The Goldmann applanation tonometer is renowned for its accuracy, but even the Goldmann tonometer alone cannot account for variations in the thickness of the corneas, or the surface of the eyes. Thicker corneas report higher IOP through tonometry, while thinner corneas report lower pressure than is accurate. A pachymeter is a good failsafe against differences in corneal thickness and can allow ophthalmologists to adjust readings accordingly.
The Valsalva Maneuver
Its name may sound like a chess move, but the Valsalva maneuver is not a good strategy for patients who are undergoing eye exams. Exhale heavily while closing your nostrils. You will notice the pressure you’re placing on your body as you do this—it’s a common remedy for opening the ears during air travel. But that pressure manifests itself in patients’ intraocular pressure as well, so as nervous patients tighten up and bear down, they give IOP readings that suggest higher pressure than normal. The imposing structure and procedure of the Goldmann tonometer may contribute to this, but the invasive nature of any eye exam can cause a patient to get tense. Encourage patients to stay relaxed, and if the prospect of using Goldmann applanation has them visibly nervous, suggest the Tono-Pen, equipped with disposable tonometer tips for safe and easy use.
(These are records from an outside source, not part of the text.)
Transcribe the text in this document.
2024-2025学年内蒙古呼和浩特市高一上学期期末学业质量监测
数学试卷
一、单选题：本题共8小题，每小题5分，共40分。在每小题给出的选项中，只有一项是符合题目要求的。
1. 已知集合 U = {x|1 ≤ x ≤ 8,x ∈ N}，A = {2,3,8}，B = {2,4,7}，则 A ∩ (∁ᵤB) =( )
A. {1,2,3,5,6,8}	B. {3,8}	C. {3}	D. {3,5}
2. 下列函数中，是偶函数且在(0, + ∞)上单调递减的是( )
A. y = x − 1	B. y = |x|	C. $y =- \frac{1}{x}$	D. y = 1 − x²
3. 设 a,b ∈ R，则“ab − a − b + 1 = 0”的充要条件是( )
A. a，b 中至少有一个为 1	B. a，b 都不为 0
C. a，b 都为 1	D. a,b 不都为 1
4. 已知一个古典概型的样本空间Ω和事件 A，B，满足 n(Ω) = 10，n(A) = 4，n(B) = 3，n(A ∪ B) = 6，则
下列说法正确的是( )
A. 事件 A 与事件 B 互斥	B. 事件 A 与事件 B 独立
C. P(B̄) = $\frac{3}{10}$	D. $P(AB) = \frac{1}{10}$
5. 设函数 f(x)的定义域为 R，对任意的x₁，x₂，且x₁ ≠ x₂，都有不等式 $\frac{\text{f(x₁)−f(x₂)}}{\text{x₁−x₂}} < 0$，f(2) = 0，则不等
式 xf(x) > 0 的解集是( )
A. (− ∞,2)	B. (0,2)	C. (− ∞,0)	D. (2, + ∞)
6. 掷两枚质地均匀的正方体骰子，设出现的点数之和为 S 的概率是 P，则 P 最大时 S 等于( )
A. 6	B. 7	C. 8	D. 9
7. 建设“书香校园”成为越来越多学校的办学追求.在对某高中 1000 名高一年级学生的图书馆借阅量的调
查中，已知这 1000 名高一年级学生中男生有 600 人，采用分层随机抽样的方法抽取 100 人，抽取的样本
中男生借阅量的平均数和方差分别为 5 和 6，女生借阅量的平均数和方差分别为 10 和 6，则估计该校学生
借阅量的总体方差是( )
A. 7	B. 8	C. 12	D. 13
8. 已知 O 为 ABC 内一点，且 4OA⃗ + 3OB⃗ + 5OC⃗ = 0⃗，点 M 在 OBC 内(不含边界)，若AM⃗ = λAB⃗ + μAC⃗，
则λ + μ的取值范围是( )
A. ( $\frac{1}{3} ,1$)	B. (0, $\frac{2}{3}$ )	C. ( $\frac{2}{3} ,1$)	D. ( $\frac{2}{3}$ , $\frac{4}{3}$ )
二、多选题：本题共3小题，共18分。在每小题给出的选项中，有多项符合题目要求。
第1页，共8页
The clothing patients wear to the office can affect the results of their exams. Tight clothing, especially around the collar, puts pressure on the body, and the eyes are among the first places to feel it. This can lead to higher IOP readings than would be accurate, especially in conjunction with other factors affecting IOP measurements such as nervousness or the time of the appointment. Encourage loose-fitting clothing with no tight collars to eliminate one complicating factor of many.